The Indus Valley Civilization, 3300 BC–1800 BC, was an ancient civilization thriving along the lower Indus River and the Ghaggar-Hakra river in what is now Pakistan and western India. Among other names for this civilization is the Harappan Civilization of the Indus Valley, in reference to its first excavated city of Harappa.
The Indus Civilization is among the world's earliest civilizations, contemporary to the Bronze Age civilizations of Mesopotamia and Ancient Egypt. It peaked around 2500 BCE in the western part of South Asia, declined during the mid-2nd millennium BCE and was forgotten until its rediscovery in the 1920s by RD Banerjee.
To date, over 1,052 cities and settlements have been found, mainly in the general region of the Hakra-Ghaggar river and its tributaries. Among the settlements were the major urban centers of Harappa and Mohenjo-daro, as well as Dholavira, Ganweriwala, Kalibanga, Lothal, and Rakhigarhi.

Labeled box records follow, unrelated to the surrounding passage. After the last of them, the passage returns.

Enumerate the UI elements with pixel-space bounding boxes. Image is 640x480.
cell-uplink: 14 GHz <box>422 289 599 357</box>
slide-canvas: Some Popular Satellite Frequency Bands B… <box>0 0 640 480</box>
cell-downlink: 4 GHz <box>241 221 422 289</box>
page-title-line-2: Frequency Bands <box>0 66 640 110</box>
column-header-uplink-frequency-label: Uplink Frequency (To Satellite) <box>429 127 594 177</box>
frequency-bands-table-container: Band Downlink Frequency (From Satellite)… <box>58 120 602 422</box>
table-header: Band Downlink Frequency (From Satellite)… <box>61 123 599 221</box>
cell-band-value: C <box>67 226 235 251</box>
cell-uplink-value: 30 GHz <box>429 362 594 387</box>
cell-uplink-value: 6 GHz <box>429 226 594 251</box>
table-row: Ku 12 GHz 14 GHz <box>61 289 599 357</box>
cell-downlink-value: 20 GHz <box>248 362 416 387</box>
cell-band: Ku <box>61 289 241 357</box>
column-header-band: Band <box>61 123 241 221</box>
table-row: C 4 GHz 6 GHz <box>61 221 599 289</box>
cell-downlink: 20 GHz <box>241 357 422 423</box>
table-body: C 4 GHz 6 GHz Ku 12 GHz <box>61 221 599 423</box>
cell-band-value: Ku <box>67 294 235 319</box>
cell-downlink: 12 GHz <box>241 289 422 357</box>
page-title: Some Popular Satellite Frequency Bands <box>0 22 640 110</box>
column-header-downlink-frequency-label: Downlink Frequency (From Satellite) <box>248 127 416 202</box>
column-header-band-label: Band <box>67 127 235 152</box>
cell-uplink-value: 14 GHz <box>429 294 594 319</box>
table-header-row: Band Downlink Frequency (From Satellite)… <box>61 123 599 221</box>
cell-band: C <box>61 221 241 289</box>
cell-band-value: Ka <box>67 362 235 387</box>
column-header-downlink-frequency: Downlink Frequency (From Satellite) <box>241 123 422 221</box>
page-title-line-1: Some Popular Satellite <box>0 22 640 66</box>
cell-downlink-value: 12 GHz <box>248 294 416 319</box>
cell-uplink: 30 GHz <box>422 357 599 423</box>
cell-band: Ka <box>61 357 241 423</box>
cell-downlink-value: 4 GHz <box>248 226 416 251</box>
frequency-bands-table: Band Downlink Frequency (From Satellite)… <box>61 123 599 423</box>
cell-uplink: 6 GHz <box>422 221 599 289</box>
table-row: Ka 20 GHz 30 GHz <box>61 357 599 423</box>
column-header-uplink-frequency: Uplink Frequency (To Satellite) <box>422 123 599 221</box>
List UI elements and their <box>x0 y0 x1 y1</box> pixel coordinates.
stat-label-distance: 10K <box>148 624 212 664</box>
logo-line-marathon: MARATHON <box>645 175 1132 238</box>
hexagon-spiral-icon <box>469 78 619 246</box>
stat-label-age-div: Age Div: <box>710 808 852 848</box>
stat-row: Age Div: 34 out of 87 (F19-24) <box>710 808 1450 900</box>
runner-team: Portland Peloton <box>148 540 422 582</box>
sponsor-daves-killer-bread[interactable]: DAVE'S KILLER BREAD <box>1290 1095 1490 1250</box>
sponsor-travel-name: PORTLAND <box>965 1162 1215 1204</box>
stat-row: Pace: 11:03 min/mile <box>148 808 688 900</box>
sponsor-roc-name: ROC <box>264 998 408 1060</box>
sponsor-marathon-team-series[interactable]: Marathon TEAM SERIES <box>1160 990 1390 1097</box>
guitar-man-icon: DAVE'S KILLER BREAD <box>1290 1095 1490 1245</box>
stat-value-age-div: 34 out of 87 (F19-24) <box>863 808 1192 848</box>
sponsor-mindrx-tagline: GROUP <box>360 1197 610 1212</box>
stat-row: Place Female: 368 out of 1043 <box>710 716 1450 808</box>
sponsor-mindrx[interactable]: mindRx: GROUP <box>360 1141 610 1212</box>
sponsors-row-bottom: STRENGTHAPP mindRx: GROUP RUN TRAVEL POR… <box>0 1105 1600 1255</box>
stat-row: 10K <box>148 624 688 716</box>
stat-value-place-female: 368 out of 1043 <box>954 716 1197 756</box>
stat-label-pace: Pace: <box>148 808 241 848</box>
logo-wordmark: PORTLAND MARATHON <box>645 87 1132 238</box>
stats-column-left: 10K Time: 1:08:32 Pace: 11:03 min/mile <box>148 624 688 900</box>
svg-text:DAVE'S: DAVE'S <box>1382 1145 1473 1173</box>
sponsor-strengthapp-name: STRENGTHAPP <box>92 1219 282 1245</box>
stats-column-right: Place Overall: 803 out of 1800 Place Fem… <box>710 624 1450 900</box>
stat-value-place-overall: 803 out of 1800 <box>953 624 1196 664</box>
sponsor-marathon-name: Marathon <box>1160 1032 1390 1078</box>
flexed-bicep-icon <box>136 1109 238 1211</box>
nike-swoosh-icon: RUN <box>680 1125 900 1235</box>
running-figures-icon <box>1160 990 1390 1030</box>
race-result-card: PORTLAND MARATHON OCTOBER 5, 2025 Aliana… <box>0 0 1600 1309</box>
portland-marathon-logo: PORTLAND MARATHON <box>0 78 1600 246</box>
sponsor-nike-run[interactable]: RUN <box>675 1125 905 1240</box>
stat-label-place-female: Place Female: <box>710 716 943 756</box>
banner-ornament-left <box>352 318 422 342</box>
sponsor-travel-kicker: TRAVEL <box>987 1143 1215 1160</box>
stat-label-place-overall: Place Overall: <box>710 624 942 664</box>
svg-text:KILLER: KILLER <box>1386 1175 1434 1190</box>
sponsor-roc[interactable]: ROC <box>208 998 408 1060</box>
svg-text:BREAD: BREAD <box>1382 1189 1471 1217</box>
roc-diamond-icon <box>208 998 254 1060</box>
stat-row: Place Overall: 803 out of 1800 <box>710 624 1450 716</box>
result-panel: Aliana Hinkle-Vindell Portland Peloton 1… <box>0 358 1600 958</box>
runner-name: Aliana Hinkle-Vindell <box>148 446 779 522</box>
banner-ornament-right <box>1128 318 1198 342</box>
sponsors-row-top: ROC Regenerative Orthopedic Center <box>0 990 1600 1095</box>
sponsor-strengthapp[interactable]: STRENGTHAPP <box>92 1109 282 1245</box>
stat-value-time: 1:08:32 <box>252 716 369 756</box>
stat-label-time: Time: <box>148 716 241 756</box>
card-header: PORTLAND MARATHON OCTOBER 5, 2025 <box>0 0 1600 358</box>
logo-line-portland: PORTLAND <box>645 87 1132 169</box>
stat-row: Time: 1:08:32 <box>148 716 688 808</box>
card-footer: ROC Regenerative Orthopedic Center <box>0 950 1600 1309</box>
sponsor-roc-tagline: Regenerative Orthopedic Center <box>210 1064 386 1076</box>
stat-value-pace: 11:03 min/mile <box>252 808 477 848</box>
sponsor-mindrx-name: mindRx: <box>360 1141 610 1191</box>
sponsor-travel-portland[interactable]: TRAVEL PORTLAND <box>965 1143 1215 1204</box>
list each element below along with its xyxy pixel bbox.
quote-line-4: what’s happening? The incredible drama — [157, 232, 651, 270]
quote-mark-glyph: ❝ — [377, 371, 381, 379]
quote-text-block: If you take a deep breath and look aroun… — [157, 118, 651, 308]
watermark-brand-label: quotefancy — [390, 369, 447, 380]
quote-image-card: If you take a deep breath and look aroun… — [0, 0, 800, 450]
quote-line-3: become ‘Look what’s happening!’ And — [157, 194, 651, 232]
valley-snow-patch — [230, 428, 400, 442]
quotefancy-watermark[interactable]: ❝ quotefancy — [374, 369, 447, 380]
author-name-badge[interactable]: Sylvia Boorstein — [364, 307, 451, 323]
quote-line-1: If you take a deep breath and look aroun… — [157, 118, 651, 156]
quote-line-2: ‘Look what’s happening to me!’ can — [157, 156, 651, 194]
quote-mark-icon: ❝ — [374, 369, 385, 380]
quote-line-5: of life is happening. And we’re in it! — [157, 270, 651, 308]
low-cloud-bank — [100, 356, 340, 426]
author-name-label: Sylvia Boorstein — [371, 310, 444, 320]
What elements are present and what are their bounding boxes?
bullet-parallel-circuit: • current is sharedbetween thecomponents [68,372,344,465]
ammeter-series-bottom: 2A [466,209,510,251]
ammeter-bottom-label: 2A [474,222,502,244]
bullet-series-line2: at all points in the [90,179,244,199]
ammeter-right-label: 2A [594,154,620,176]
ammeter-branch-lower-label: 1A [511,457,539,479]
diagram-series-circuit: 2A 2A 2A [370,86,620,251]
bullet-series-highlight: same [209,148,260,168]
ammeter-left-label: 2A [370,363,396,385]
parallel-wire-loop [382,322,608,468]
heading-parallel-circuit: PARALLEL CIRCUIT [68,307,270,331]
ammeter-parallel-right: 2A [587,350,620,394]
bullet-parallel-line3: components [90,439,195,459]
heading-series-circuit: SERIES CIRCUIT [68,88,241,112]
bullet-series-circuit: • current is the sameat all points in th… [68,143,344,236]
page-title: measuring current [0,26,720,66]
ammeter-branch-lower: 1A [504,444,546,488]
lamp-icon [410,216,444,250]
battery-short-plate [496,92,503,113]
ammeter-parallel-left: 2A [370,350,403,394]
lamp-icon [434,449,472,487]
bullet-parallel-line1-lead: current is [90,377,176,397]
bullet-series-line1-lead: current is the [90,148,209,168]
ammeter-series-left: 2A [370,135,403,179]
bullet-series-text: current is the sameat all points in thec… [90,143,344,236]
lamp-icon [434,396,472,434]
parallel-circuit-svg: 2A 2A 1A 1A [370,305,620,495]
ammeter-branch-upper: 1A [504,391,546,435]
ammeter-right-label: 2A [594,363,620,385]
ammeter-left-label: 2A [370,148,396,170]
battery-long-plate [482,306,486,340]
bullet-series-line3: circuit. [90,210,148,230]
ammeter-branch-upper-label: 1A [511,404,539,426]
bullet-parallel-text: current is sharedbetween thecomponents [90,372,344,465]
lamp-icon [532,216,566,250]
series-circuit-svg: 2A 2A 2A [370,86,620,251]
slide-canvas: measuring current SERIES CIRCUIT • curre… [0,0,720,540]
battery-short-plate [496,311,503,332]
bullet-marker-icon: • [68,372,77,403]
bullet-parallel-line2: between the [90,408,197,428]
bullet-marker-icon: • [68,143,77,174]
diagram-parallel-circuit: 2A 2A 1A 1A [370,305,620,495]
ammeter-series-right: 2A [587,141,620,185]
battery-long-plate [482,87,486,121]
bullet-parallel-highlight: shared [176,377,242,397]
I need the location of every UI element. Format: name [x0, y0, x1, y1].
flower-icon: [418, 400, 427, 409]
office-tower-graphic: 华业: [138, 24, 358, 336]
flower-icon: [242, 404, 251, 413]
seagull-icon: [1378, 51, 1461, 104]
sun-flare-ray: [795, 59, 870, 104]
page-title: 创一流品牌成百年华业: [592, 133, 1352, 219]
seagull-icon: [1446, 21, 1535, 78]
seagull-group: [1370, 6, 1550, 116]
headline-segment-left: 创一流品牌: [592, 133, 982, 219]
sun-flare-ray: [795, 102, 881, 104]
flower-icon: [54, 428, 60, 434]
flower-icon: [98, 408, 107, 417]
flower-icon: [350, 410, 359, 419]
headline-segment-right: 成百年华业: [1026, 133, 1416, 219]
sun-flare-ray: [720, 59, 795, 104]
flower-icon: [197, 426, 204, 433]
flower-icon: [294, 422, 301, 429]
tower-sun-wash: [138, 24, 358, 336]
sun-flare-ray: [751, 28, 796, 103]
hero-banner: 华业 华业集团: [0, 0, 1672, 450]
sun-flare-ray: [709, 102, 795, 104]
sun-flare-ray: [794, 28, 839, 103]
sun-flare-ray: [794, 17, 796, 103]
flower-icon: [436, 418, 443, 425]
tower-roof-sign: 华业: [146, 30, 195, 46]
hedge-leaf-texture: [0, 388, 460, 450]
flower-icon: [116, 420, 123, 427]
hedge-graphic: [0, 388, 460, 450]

The Indus civilization was predated by the first farming cultures in south Asia, which emerged in the hills of what is now called Balochistan, to the west of the Indus Valley. The best-known site of this culture is Mehrgarh, established around 6500 BCE. These early farmers domesticated wheat and a variety of animals, including cattle. Pottery was in use by around 5500 BCE. The Indus civilization grew out of this culture's technological base, as well as its geographic expansion into the alluvial plains of what are now the provinces of Sindh and Punjab in contemporary Pakistan and Northern India.